Before analyzing the real estate market, choosing a region is important. San Jose, my current city, will be my focus. The analysis will begin by filtering location and examining sale-to-list ratio trends.
The sale-to-list ratio is not an indicator of housing price increase, but it can be used to measure market interest and the possibility of a bidding war.
df <- df |> filter(RegionName == "San Jose, CA") |> pivot_longer( cols = starts_with("X"), names_to = "date", values_to = "sale_to_list_ratio", values_drop_na = TRUE ) ggplot(data = df, aes(x=date, y=sale_to_list_ratio)) + geom_point() + geom_line(group = 1)

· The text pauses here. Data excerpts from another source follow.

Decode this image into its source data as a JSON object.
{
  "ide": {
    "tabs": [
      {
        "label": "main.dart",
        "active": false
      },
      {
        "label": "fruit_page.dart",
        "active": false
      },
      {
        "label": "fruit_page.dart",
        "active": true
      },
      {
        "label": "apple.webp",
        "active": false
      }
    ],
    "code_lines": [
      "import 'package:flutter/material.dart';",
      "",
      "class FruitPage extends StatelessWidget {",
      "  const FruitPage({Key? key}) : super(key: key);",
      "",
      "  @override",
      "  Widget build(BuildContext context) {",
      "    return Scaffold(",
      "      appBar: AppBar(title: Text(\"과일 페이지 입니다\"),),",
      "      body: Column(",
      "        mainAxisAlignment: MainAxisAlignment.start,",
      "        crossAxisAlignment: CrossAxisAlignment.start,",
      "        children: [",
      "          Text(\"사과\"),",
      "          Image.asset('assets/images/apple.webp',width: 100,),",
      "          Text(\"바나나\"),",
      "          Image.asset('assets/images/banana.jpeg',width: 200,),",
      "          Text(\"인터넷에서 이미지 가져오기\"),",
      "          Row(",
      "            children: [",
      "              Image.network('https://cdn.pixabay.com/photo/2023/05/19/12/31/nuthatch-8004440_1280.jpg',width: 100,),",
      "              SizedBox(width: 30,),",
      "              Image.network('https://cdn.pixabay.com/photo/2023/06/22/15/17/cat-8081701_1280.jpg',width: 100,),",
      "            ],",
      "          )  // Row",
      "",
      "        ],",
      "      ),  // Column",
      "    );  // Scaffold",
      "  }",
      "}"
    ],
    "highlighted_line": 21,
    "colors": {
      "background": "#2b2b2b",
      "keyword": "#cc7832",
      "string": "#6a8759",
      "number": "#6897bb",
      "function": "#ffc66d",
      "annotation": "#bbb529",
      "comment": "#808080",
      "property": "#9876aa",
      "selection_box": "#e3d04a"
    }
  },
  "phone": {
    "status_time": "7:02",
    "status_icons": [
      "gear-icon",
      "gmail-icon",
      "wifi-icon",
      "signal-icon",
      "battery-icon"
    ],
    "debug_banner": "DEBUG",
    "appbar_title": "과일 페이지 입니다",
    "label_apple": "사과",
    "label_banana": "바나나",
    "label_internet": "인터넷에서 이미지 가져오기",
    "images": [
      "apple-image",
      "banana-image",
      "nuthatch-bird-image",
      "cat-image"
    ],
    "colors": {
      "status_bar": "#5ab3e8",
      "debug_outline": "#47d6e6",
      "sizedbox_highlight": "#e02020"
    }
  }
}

Reasons behind the housing bidding war
The visualization above clearly shows exactly how crazy the market was during 2017–2018; this aligned with my observation of the housing market in the Bay Area. Then, the sale-to-list ratio suddenly dropped to less than 1 toward the end of 2018. Then, it became stable in 2019–2020.
With low-interest rates, limited inventory, and work-from-home needs, the bidding war resumed in 2021 until the stock market bear market at the end of 2022.
What is the reason for the sale-to-list being over 1 again in the last 3 years? One hypothesis I had earlier is the stock market. We saw the AI concepts pushing the stock market to an all-time high. People in the Bay Area compensate on the stock market more than other cities. We need to plot the stock market price in the same plot to prove that.
We can download the QQQ monthly close price from Yahoo, then use a similar way to read into R and normalize the price to a similar sale-to-list ratio. The stock price is not the main reason for the 2017–2018 increase, but it seems we have a stronger correlation since 2020, but not from 2017–2018.
We can further check data starting from 2019; the correlation is 0.596. However, if we include 2018, it is only 0.0045. You can iterate on this process by continuing to pull the data and explore more interesting findings.
Exploratory Data Analysis (EDA) is essential for gaining insights into data. A solid process and various tools can greatly aid data professionals, including data engineers, data scientists, and data analysts. EDA forms the foundation for any type of data work and this article aims to provide insights for starting EDA on your next project.
I hope my stories are helpful to you.